Pilnys Asia Insights U-Boote und Spionage-Ballons: Was die Aufrüstung zu Wasser und in der Luft zu bedeuten hat

US-Kampfjet im Südchinesischen Meer
US-Kampfjet im Südchinesischen Meer: Aufrüstung zu Wasser und in der Luft im Indopazifik nimmt an Dynamik zu | Foto: IMAGO / ZUMA Wire

Nach einer aktuellen Studie erwartet neben der Weltbank und dem Internationalen Währungsfonds auch die OECD keine globale Rezession, jedoch eine weltweit anhaltend hohe Inflation und nachlassende Wachstumsdynamik.
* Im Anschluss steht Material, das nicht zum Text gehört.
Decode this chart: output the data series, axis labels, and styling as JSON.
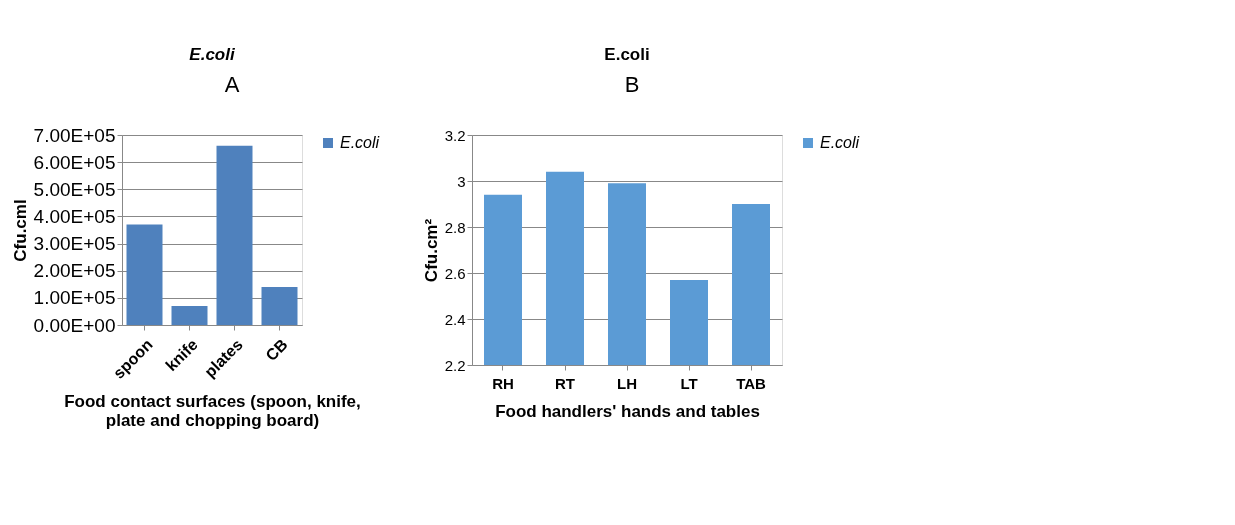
{
  "chart_data": [
    {
      "type": "bar",
      "title": "E.coli",
      "annotations": [
        "A"
      ],
      "xlabel": "Food contact surfaces (spoon, knife, plate and  chopping board)",
      "ylabel": "Cfu.cml",
      "categories": [
        "spoon",
        "knife",
        "plates",
        "CB"
      ],
      "series": [
        {
          "name": "E.coli",
          "color": "#4f81bd",
          "values": [
            370000,
            70000,
            660000,
            140000
          ]
        }
      ],
      "ylim": [
        0,
        700000
      ],
      "yticks": [
        {
          "value": 0,
          "label": "0.00E+00"
        },
        {
          "value": 100000,
          "label": "1.00E+05"
        },
        {
          "value": 200000,
          "label": "2.00E+05"
        },
        {
          "value": 300000,
          "label": "3.00E+05"
        },
        {
          "value": 400000,
          "label": "4.00E+05"
        },
        {
          "value": 500000,
          "label": "5.00E+05"
        },
        {
          "value": 600000,
          "label": "6.00E+05"
        },
        {
          "value": 700000,
          "label": "7.00E+05"
        }
      ],
      "grid": "y",
      "legend": "right"
    },
    {
      "type": "bar",
      "title": "E.coli",
      "annotations": [
        "B"
      ],
      "xlabel": "Food handlers' hands and tables",
      "ylabel": "Cfu.cm²",
      "categories": [
        "RH",
        "RT",
        "LH",
        "LT",
        "TAB"
      ],
      "series": [
        {
          "name": "E.coli",
          "color": "#5b9bd5",
          "values": [
            2.94,
            3.04,
            2.99,
            2.57,
            2.9
          ]
        }
      ],
      "ylim": [
        2.2,
        3.2
      ],
      "yticks": [
        2.2,
        2.4,
        2.6,
        2.8,
        3,
        3.2
      ],
      "grid": "y",
      "legend": "right"
    }
  ]
}
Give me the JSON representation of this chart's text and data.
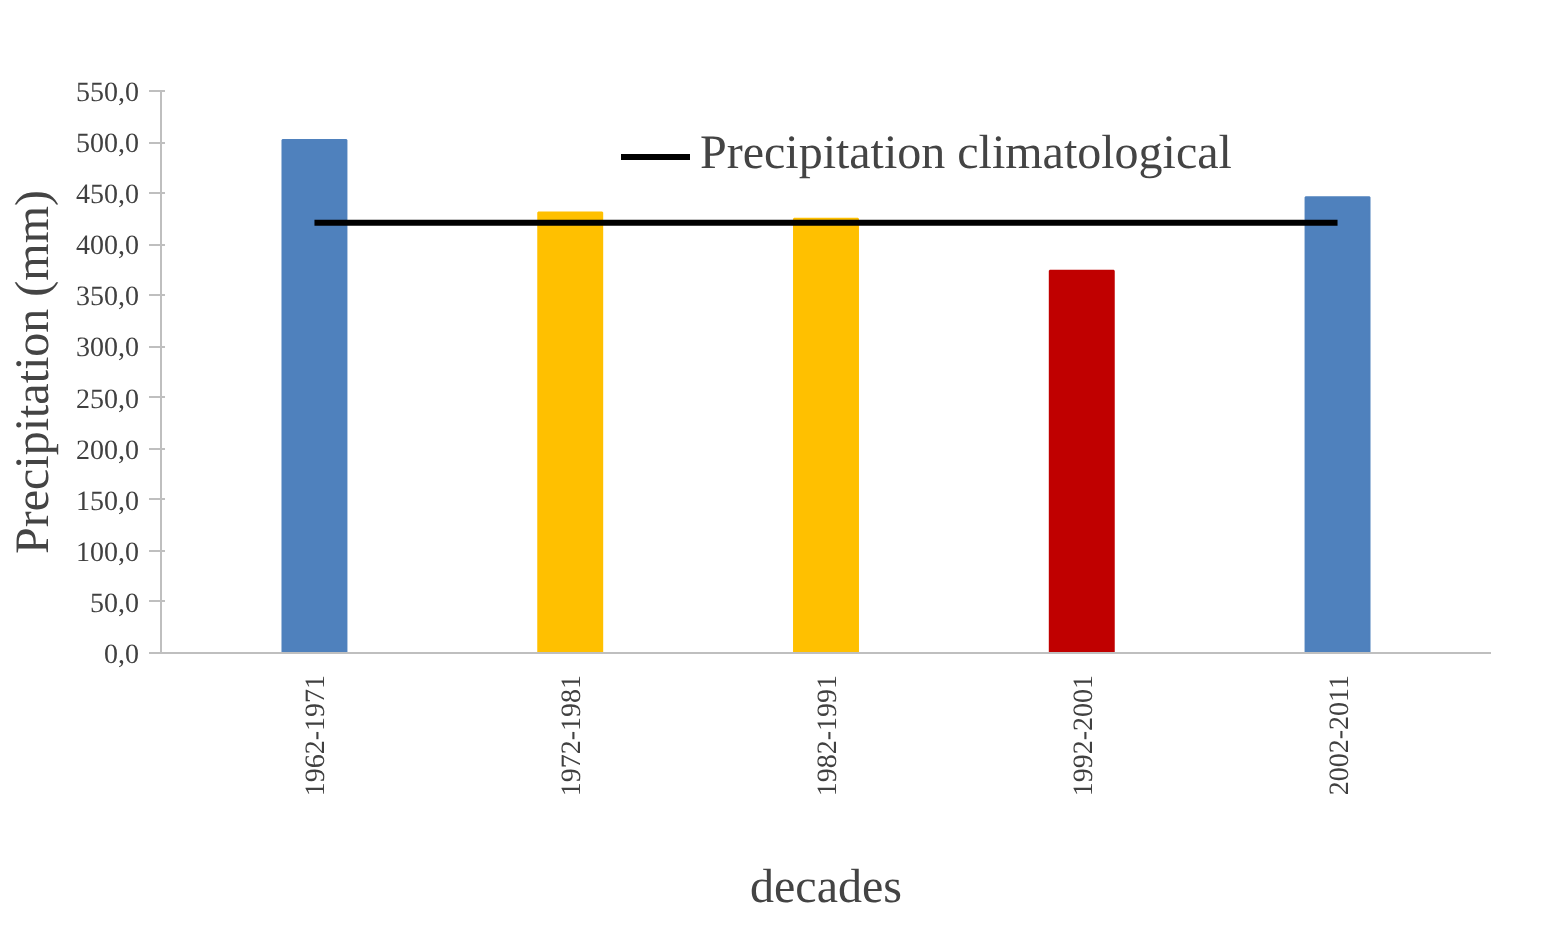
{
  "chart_data": {
    "type": "bar",
    "xlabel": "decades",
    "ylabel": "Precipitation (mm)",
    "categories": [
      "1962-1971",
      "1972-1981",
      "1982-1991",
      "1992-2001",
      "2002-2011"
    ],
    "series": [
      {
        "values": [
          502,
          431,
          425,
          374,
          446
        ],
        "colors": [
          "#4f81bd",
          "#ffc000",
          "#ffc000",
          "#c00000",
          "#4f81bd"
        ]
      },
      {
        "type": "line",
        "name": "Precipitation climatological",
        "color": "#000000",
        "values": [
          421,
          421,
          421,
          421,
          421
        ]
      }
    ],
    "ylim": [
      0,
      550
    ],
    "yticks": [
      {
        "value": 0,
        "label": "0,0"
      },
      {
        "value": 50,
        "label": "50,0"
      },
      {
        "value": 100,
        "label": "100,0"
      },
      {
        "value": 150,
        "label": "150,0"
      },
      {
        "value": 200,
        "label": "200,0"
      },
      {
        "value": 250,
        "label": "250,0"
      },
      {
        "value": 300,
        "label": "300,0"
      },
      {
        "value": 350,
        "label": "350,0"
      },
      {
        "value": 400,
        "label": "400,0"
      },
      {
        "value": 450,
        "label": "450,0"
      },
      {
        "value": 500,
        "label": "500,0"
      },
      {
        "value": 550,
        "label": "550,0"
      }
    ],
    "grid": false,
    "legend": "top"
  }
}
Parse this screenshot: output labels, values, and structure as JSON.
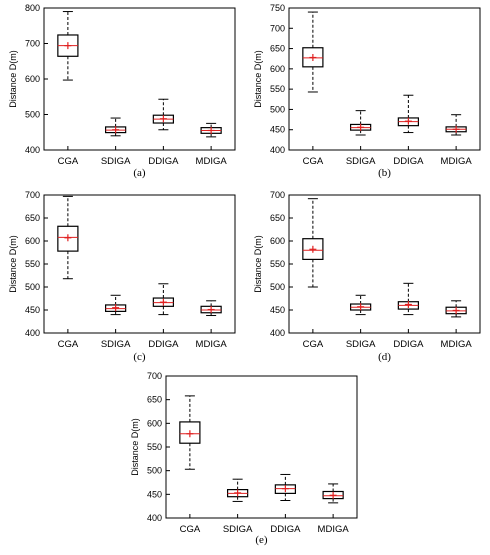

Zwar dürfte das globale Bruttoinlandsprodukt in diesem Jahr, um rund 3 Prozent zulegen, doch im Jahr 2024 sei nur noch eine Wachstumsrate von 2,2 Prozent zu erwarten.

Deutschland schneidet mit einer 2023 um 0,3 Prozent schrumpfenden Wirtschaftsleistung schlecht ab, nur übertroffen von Großbritannien und Russland mit einem erwarteten Minus von 0,4 Prozent und 5,6 Prozent.

Für die übrige Eurozone sind die Aussichten besser. Mit 0,5 Prozent dürfte sie im kommenden Jahr ähnlich wachsen wie die USA.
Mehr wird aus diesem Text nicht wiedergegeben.